SB 775, the latest in a string of bills proposed to reform the current program post 2020, is the most extreme yet. Functioning more like a tax, the regulation would instill a price floor and ceiling at quarterly auctions with annual compliance obligations as opposed to three year periods. The bill would also do away with free allowances and carbon offsets. To counteract inflated energy and power prices, lawmakers have proposed a ‘climate dividend’, refunding end consumers.
Appealing to those that believe that the current program has not done enough to significantly reduce California’s emission levels, the bill promises to undo the years of work undertaken by ARB in designing the current system, one that adopts a longer term mindset to reducing emissions in a more cost effective manner.
At present a large surplus of allowances in the market has maintained prices around the floor, deemed by some policymakers too low to drive meaningful reductions. With a diminishing cap of allowances, however, CaliforniaCarbon.info have projected allowance prices to significantly rise from the floor price from 2025 onwards as the cumulative surplus of allowances becomes a cumulative shortage. Fearful of an inflated price, compliance entities would be expected to make abatement decisions based on their specific requirements, thus allowing the market to find the lowest possible point of mitigation. These measures have been craftily designed to reduce the impact of carbon pricing on California’s economy as well as energy consumers.

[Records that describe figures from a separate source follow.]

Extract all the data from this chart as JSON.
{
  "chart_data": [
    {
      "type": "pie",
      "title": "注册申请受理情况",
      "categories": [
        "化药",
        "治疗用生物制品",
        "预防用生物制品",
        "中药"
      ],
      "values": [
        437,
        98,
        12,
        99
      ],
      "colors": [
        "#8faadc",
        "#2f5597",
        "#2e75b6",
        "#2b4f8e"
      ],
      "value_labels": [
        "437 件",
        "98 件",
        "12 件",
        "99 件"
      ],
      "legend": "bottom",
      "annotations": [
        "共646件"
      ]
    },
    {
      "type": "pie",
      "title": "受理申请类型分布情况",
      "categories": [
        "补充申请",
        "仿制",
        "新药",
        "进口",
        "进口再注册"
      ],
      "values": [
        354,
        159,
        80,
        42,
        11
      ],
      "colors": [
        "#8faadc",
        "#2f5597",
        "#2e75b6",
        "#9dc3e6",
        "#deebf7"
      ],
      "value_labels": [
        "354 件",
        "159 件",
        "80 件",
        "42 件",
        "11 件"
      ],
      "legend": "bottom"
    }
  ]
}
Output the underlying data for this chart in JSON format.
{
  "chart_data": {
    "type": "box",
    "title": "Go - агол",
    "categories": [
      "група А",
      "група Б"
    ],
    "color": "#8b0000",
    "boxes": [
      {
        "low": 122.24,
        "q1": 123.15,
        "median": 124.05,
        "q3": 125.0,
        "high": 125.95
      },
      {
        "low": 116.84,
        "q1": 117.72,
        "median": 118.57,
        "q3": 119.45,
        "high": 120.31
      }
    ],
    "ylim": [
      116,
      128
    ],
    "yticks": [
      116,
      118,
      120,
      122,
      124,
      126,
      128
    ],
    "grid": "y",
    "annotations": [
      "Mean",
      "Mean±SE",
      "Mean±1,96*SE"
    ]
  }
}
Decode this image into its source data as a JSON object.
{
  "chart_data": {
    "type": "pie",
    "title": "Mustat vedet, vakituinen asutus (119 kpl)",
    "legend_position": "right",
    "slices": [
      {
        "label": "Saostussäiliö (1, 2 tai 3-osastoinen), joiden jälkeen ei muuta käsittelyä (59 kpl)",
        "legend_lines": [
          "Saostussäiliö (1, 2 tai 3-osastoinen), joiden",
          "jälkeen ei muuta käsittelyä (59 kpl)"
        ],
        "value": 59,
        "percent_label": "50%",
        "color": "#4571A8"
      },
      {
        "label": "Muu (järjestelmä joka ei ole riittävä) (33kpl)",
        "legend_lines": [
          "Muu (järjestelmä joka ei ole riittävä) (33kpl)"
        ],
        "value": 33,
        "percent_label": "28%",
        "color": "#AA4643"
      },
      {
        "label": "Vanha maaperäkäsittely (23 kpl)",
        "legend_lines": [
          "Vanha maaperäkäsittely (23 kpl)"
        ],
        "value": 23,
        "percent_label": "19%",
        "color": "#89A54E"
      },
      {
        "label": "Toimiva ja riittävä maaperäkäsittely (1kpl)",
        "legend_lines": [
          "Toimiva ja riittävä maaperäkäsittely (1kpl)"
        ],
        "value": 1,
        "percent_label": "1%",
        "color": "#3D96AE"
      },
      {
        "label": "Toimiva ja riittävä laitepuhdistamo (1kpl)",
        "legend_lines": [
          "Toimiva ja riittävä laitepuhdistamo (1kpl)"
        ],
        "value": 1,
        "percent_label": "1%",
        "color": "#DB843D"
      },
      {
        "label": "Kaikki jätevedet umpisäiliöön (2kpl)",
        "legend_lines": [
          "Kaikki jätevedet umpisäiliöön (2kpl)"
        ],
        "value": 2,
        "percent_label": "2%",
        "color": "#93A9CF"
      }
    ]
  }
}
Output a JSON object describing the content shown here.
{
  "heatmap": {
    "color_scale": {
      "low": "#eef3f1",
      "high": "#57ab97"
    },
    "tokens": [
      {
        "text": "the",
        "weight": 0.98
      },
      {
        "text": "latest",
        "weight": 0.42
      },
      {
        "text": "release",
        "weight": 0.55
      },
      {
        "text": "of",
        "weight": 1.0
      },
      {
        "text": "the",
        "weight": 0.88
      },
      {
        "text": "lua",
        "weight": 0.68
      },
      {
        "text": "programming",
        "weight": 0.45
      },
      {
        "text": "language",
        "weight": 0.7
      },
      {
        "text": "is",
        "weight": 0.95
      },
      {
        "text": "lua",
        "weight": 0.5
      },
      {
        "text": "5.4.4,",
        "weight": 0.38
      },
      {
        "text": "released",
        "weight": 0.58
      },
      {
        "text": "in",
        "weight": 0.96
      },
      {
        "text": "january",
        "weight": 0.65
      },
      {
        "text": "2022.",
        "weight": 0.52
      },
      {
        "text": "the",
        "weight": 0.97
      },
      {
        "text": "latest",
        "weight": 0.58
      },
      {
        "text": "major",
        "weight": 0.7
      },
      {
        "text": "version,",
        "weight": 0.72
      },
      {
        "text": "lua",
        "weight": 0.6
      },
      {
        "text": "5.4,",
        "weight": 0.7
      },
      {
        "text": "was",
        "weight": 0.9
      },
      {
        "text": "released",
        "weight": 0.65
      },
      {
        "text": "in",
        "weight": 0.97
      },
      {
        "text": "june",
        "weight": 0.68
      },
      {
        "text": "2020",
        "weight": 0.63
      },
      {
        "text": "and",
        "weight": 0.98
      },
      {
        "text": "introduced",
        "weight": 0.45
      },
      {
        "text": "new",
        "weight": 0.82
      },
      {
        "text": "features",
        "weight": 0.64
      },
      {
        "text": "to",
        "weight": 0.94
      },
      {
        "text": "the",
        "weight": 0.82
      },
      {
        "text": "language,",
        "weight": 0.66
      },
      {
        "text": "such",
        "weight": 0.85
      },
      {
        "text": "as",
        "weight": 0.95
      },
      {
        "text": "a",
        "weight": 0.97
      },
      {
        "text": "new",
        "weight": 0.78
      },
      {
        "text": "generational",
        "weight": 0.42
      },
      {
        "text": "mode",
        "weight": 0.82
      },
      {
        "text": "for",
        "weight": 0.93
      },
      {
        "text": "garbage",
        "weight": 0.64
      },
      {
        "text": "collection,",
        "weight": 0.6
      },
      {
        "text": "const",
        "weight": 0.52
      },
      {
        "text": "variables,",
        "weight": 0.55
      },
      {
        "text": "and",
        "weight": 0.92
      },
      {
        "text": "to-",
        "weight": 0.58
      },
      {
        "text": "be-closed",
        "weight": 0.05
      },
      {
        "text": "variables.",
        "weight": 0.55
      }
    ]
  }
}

In addition, ARB’s successful offset program has been a key policy for national conservation efforts, generating important revenue streams for native tribes as well incentivizing agricultural methane reductions – a key contributor to overall emission levels. How these uncapped sectors will benefit from Wieckowski’s latest bill remains unclear.
Disheartened by the low turnouts at recent auctions, de León addressed the need for market stability and a reliable source of revenue from the program post-2020 in the address from the state capitol yesterday. Ironically the market reacted strongly to the announcement, falling USD 0.10 on the current front contract as participants started selling off banked allowances.
The sell off allowances is hardly surprising considering that as of January 1, 2021, any previous vintage allowances would be worthless. Should SB 775 be written into law and the new program adopted, we would anticipate the market to progress towards a zero-balance scenario with entities holding enough allowances to cover their compliance obligations only.
Ontario’s carbon market also felt the blow yesterday, dropping by CAD 0.09 to CAD 19.45 (USD 14.24 based on yesterday’s exchange rate). With even more stringent linking measures, the new bill would likely make California’s carbon market an unattractive partner for many jurisdictions.
With much still to discuss, SB 775 will have its first hearing before the Senate next week. As assembly members, senators and ARB staff members continue to provide options for cap-and-trade post 2020, CaliforniaCarbon.info will be providing the latest policy insights and market impact analyses as and when developments occur.